The difference between a trader and an investor is that a trader analyses the market from a shorter-term perspective whereas an investor analyses the market from a longer-term perspective.
The process of buying and selling stocks to generate profits in a short period, i.e., usually within a month or two is called Trading.
A noticeable difference between the two acts is that investing requires thorough qualitative and quantitative analysis of a stock. We don’t exit unless there is a major change in the dynamics of that company.
In trading, however, we don’t analyse the quantitative or qualitative factors of a company, instead, we analyse the price action of a stock by studying the charts, patterns, indicators, etc.
Trading can be of 3 types:
1. Intraday Trading: In intraday trading, the securities which are purchased are squared off, on the same trading session. Intraday trading can be executed in Equity Stocks, Commodities, Currencies, Cryptocurrencies, etc.
2. Swing trading: The market moves in cycles. A person who doesn’t square off his positions on the same day and carries them on to the next few days is known as a Swing Trader. The main objective of swing trading is to capture the price swings of a stock and generate returns. Swing Trading can be of 2 types:
A. Short-Term: In short-term swing trading, the asset is purchased and sold within a few days. Usually, in less than a month.
B. Medium-Term: Swing trading for a medium-term is generally marked with a holding period of up to three months.

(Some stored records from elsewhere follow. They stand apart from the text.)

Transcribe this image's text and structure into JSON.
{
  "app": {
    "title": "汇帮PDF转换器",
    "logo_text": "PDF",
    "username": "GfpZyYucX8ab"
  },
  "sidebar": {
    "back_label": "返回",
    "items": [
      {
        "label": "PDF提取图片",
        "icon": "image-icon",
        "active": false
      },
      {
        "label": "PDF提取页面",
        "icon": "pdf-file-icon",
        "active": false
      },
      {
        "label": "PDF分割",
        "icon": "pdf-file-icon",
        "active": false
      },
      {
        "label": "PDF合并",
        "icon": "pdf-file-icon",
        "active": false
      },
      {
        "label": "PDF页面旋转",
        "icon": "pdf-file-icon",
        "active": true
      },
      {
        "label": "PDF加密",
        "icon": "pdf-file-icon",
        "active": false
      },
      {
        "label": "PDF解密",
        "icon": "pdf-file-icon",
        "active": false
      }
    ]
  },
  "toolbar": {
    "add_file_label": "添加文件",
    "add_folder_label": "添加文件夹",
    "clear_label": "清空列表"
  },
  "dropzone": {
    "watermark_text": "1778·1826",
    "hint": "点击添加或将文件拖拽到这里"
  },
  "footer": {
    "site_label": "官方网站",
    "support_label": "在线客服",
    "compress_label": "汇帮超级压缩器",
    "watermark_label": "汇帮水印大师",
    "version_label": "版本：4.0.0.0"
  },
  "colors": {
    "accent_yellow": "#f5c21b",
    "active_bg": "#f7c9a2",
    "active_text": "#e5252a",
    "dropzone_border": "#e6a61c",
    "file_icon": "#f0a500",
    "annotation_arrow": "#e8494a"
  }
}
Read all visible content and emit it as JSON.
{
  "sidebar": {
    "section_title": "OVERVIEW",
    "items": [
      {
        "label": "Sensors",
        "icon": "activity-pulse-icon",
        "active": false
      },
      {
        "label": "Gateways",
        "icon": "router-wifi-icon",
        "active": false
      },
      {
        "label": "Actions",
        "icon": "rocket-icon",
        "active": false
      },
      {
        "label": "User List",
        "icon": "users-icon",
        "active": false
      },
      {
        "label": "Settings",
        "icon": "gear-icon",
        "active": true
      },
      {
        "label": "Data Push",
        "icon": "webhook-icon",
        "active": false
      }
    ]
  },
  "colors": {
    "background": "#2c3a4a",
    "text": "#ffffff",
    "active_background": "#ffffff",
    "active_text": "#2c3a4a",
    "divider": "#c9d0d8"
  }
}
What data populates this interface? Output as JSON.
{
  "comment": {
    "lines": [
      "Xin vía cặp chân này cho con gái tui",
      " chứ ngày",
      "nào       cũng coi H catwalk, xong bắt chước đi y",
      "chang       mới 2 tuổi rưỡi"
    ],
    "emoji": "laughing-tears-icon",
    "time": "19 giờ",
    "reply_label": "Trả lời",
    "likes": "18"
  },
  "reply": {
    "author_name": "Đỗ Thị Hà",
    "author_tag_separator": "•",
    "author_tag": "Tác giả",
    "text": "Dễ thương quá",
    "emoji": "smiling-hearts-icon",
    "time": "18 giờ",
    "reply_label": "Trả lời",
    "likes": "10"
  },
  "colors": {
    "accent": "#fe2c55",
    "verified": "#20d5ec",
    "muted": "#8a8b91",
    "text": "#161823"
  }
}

3. News-Based Trading: In news-based trading, a trader executes trades based on news/rumors on a stock. For example, when the Reliance-Futures Deal news floated in the markets, there were rumors about this deal several days before this deal was officially announced. A news-based trader would have acted on those rumors and squared off his position when the news became official and stock prices went up. The disadvantage of this method is that news/rumors aren’t always true, plus it is more like betting and less like trading. So trading based on the news should be accompanied by other studies to get a confirmation bias.